The chapter mentions that backups for database systems are more complex, partly due to needing to take them down for the backup, and partly due to needing to use a specialized backup program that maintains the relations between data elements. For a database that is in constant use, a lock and copy method is not practical. It is better to pursue a live copy method, such as the continuous database protection scheme mentioned on page 101.

Backup plans should be part or normal operations, but recovery plans are typically part of contingency planning. Since recovery cannot be done if backups were never done, the text includes both concepts in this chapter.

Lease data line conceptAnother new concept is on page 103. Electronic vaulting is off-site storage of large volumes of your data. It may use old fashioned leased or dedicated data lines. In the images on the right, users at multiple locations are using data lines whose use has been purchased from a telephone company. This was a common method before people began to rely on the Internet for transmission of public and private data.

Note that the general concept of passing data in this image is not really different from using Internet connections, except that there is a guarantee of quality of service and bandwidth available on a leased line. The text remarks that electronic vaulting will probably be slower than local solutions due to the WAN links involved in it. Leased lines with sufficient bandwidth can overcome this problem.

A less detailed but more robust solution is Remote Journaling, discussed on page 105. This solution is a transaction recording and copying system, so it tracks transactions on your system, but it does not copy your entire database. In order to restore to a lost state using the journal would also require a reference copy of the databases and systems whose transactions were saved in the journal.

A more complete solution is discussed on page 106. Database (Databank) Shadowing records transactions, and it also keeps a copy of the relevant data, so it is more like a live copy of your operational system.

The text briefly discusses NAS and SAN, two technologies that provide more storage solutions to network users. Network Attached Storage is typically provided by a device that is added to the network, or by a dedicated server that provides storage space to users. Standard network protocols are used to read and write to the new storage space, and access can be granted by normal means. There is typically some latency in these systems.

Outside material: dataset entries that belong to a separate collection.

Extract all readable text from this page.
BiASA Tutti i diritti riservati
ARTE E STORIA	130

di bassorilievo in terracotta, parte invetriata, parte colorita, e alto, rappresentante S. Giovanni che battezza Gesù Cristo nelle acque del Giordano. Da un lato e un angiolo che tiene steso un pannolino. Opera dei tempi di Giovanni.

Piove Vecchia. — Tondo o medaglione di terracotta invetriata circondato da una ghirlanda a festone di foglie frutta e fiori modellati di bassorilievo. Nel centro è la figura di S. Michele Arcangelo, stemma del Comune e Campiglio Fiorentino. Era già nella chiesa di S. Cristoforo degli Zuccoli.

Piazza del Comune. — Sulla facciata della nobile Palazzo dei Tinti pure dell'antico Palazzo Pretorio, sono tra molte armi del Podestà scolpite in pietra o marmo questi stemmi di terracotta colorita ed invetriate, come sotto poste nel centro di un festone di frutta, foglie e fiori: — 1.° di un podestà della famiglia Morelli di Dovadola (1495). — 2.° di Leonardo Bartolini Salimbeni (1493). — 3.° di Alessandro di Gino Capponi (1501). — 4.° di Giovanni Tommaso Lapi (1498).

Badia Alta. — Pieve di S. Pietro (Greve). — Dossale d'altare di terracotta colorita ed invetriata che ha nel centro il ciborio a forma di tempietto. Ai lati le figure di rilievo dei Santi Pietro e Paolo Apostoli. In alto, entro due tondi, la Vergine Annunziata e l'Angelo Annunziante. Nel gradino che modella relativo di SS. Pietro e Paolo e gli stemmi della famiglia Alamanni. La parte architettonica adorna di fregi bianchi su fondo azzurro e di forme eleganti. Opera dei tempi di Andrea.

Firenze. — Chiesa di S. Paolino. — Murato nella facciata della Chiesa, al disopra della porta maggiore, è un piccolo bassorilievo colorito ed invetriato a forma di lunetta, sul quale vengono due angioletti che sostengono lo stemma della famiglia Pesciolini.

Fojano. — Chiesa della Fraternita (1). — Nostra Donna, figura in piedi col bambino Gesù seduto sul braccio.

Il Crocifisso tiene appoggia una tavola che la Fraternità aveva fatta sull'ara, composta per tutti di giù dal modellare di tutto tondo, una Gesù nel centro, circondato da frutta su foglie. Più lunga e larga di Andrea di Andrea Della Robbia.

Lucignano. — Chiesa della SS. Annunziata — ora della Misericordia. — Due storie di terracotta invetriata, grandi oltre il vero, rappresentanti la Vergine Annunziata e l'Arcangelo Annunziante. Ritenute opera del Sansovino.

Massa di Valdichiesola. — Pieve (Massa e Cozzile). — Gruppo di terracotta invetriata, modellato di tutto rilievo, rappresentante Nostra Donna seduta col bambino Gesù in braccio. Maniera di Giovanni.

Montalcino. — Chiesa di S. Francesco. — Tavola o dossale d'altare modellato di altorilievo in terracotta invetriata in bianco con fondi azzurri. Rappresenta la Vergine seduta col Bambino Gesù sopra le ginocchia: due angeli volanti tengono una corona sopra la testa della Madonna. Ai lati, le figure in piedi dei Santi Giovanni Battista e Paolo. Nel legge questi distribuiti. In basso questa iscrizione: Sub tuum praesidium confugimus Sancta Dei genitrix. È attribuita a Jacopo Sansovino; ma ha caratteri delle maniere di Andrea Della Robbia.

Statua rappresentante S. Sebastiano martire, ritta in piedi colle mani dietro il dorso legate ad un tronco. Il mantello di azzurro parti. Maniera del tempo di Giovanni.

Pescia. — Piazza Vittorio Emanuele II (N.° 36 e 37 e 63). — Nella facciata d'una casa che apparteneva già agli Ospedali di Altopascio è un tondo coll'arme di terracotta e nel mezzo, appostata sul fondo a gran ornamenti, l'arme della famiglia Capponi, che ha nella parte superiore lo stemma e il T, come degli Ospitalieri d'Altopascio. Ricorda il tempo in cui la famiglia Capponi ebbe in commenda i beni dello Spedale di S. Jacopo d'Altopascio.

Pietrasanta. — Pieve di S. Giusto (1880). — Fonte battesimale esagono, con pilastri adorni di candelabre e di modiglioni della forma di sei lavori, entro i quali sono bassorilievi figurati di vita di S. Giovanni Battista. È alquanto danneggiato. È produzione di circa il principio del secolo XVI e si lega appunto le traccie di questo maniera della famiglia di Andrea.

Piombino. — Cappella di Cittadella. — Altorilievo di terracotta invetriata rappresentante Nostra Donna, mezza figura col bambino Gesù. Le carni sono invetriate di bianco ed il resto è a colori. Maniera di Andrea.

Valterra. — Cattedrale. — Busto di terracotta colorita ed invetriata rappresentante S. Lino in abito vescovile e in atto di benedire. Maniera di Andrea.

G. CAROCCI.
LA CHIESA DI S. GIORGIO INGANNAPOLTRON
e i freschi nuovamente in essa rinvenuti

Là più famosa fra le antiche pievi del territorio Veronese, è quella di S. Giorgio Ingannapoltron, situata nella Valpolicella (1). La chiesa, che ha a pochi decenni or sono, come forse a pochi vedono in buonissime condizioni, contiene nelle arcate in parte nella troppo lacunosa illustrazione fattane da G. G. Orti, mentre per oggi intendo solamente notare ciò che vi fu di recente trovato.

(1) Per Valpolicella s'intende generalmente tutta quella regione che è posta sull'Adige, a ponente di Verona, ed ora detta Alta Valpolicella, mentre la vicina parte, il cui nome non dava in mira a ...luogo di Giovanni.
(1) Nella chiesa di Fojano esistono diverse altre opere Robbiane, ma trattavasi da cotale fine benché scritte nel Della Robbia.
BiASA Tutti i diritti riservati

Storage Area Network technology requires direct connection to a dedicated storage network, typically through wide bandwidth connections. Only users connected to the SAN can use it.

The author closes this section of the chapter with a discussion of virtual servers. A virtual machine is like a program that runs on an actual machine. The virtual machine can run any operating system that the hardware of the actual (host) machine can support. The attraction to doing this is that you can run several virtual machines on one well equipped host machine, and if any of them go down, they can be brought back up very quickly without having to worry about the damage to the OS that might have happened on a dedicated server. Virtual machines typically run in a memory management environment provided by one of the three products listed on page 109:

  • Microsoft's Virtual Server
  • VMware's VMware Server
  • Oracle VM VirtualBox

Assignments

The assignment for this week is to do the Exercise 3-1 at the end of chapter 3.